I learnt that you get offered the treatment that is commensurate with the experience of the consultant you see and there is a wide variety of experience amongst those who say they treat endo. You need to make sure you are seeing a person who is experienced to deal with the degree of endo that you have.
I went through the mill re treatment option so i hope this will help in some way.
Just to say though - sometimes grade 4 endo beats even the 'Rolls Royce' surgeons.
My frankly fantastic NHS gynae who doesn't specialise personally in endo went out of her way to consult others who do and has been amazing since I was turned down for that Rolls Royce treatment on the basis that my endo was too complicated even for God himself.
It's not fair to assume that just because our hard pressed NHS doesn't have the best resources to hand that it doesn't care. In my experience, they do their very best to treat a disease that has even the so called experts baffled. It is true that great advances are being made in treating it, but there is no cure for this disease, only luck in how people respond to the treatment they receive.

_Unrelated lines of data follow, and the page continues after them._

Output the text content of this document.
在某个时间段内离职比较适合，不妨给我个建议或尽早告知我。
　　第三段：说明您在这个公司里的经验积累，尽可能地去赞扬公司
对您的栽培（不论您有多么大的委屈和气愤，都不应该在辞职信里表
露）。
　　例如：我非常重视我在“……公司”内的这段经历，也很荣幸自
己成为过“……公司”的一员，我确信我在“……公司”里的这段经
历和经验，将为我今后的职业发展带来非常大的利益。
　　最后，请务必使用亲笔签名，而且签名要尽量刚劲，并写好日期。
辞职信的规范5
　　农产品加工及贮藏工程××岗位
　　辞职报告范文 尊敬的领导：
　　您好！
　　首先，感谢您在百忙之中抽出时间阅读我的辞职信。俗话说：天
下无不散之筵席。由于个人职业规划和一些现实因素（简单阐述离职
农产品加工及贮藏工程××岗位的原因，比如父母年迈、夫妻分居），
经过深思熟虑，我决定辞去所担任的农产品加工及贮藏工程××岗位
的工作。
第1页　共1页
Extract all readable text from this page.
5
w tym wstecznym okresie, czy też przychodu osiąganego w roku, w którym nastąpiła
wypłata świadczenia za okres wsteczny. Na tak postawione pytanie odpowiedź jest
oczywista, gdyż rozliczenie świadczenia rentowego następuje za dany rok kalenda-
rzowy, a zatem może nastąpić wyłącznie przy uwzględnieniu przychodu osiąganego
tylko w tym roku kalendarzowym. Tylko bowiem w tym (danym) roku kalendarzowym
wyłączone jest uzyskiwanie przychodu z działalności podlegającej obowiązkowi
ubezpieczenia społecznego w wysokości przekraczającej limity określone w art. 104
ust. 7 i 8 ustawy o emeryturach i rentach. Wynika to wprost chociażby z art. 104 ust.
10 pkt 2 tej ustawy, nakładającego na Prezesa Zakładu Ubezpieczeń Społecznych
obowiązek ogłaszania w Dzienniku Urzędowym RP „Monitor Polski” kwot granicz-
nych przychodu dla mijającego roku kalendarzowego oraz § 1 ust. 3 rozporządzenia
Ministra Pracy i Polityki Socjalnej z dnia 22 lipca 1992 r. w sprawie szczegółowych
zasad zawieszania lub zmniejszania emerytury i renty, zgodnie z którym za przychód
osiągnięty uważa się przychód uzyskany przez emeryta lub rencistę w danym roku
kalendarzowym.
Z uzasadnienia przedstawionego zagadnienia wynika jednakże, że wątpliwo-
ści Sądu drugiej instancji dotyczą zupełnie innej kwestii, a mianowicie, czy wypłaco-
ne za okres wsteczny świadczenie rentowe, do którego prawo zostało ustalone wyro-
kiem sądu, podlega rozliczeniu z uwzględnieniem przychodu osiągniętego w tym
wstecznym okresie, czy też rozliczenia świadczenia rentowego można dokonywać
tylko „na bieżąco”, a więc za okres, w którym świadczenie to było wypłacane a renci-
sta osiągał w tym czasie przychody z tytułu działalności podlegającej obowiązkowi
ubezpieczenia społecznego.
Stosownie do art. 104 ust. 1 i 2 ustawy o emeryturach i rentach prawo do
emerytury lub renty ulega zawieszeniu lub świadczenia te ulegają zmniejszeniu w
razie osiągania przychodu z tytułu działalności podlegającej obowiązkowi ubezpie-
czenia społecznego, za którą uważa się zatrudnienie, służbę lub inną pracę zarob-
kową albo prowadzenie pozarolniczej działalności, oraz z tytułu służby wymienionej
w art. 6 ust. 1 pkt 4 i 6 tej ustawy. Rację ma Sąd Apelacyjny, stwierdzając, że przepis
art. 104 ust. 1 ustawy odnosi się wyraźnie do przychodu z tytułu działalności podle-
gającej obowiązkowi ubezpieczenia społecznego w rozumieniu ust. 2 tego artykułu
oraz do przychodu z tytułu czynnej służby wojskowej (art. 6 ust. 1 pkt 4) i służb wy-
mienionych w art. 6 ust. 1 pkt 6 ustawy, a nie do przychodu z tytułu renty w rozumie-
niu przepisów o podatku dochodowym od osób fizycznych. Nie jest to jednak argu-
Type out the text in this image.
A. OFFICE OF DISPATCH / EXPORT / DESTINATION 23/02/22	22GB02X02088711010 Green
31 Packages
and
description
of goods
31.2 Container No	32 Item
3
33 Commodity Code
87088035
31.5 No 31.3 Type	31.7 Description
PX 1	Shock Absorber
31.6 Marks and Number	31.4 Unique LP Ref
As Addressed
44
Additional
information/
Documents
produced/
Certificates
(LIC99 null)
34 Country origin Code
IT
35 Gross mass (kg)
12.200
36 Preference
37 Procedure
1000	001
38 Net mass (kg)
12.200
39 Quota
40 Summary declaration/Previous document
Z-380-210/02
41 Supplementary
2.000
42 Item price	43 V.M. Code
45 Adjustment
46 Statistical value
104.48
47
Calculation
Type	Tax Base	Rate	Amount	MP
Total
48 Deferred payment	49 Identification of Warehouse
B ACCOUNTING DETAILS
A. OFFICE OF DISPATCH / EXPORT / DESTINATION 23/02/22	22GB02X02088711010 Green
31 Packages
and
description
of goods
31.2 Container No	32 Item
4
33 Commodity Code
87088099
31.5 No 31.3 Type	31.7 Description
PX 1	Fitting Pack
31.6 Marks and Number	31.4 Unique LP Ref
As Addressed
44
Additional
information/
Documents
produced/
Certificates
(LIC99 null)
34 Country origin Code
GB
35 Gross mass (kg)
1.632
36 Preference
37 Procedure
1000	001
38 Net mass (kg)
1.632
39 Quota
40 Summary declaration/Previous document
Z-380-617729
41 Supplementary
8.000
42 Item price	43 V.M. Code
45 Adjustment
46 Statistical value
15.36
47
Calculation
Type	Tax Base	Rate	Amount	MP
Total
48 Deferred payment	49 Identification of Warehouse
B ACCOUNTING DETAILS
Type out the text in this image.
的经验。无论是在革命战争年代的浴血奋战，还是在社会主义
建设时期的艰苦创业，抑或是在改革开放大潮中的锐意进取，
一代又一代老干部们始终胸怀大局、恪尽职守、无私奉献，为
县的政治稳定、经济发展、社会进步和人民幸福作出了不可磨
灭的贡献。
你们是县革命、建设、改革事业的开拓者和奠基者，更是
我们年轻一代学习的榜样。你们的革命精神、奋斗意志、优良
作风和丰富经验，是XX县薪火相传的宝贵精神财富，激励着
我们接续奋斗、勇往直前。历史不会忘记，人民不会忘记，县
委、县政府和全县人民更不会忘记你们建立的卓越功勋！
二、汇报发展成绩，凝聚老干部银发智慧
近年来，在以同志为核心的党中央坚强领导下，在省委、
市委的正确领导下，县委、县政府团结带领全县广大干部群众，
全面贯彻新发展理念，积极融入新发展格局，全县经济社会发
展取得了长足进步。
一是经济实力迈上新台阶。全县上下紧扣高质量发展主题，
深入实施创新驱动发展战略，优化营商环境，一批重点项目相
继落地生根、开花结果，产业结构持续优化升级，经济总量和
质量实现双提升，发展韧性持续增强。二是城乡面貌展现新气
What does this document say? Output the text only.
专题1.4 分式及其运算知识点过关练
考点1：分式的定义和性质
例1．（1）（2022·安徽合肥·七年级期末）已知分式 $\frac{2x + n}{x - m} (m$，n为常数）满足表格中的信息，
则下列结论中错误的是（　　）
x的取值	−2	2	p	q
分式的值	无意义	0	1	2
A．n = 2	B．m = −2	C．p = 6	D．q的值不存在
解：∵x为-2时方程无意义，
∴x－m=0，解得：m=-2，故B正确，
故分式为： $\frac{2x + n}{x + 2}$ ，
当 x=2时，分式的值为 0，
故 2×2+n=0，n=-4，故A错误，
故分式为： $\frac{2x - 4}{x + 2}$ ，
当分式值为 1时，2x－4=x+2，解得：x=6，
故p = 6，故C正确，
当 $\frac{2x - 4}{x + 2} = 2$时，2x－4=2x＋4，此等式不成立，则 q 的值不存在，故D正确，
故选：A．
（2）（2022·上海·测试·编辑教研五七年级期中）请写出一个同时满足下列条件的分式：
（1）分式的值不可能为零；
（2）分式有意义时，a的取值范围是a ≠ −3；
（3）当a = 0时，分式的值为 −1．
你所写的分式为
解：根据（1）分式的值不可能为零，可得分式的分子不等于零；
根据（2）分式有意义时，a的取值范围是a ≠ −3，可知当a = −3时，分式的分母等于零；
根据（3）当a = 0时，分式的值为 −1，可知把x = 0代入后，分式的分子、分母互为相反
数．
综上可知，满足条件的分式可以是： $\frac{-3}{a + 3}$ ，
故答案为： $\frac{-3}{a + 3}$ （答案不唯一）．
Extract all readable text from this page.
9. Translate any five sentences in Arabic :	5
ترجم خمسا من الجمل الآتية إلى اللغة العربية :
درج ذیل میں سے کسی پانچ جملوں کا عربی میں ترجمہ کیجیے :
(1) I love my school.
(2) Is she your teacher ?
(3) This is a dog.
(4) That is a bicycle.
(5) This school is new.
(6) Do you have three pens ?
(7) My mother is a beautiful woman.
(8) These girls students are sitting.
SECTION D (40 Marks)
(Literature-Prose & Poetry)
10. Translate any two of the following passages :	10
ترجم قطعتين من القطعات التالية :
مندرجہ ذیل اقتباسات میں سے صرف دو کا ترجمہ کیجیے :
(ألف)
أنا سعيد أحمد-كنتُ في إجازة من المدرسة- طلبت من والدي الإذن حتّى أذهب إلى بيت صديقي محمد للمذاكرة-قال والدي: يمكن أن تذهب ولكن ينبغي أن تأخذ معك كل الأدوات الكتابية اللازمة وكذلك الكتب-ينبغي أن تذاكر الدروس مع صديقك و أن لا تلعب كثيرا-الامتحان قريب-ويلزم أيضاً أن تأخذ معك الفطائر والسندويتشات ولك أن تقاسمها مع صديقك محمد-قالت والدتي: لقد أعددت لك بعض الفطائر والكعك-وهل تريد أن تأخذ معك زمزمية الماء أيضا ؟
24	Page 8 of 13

Stage 4 for the best part of 20 years and counting, and thanking God every day for my gynae
Hi. Unfortunately, I did seek the opinion of an endometriosis specialist a few years back who primarily performed excisional surgery. This doctor could not help me and categorically stated that I did not have endometriosis, something that I could not accept, especially as I have had endo removed and seen since.
Luck has not been on my side when dealing with so called specialists but I am learning to cope with the pain in my own way.
I think that if it works for you, there isn't a 'right' or 'wrong' way of coping with endometriosis.
In this day and age, so many people expect answers to everything immediately, and want to blame everybody else or at least transfer responsibility for things they can't control.
But this is endometriosis. The medical world doesn't fully understand it yet, there is no cure, and so their hands are tied too.
It's not fair that ladies with endometriosis have to live the life they do, but at the same time, it's nobody's fault, so lashing out constantly is wasted energy. That's not to say that the odd rant at the skies isn't helpful, we wouldn't be human if we didn't! but it makes more sense overall to find ways of dealing with what we've got. And by that I don't mean just accepting it and not trying to do anything about it, but it sounds as if you've done as much as you can to this point.
It's rubbish that our lives are lived around endo but once you know your own endo, you'll know how best to deal with it.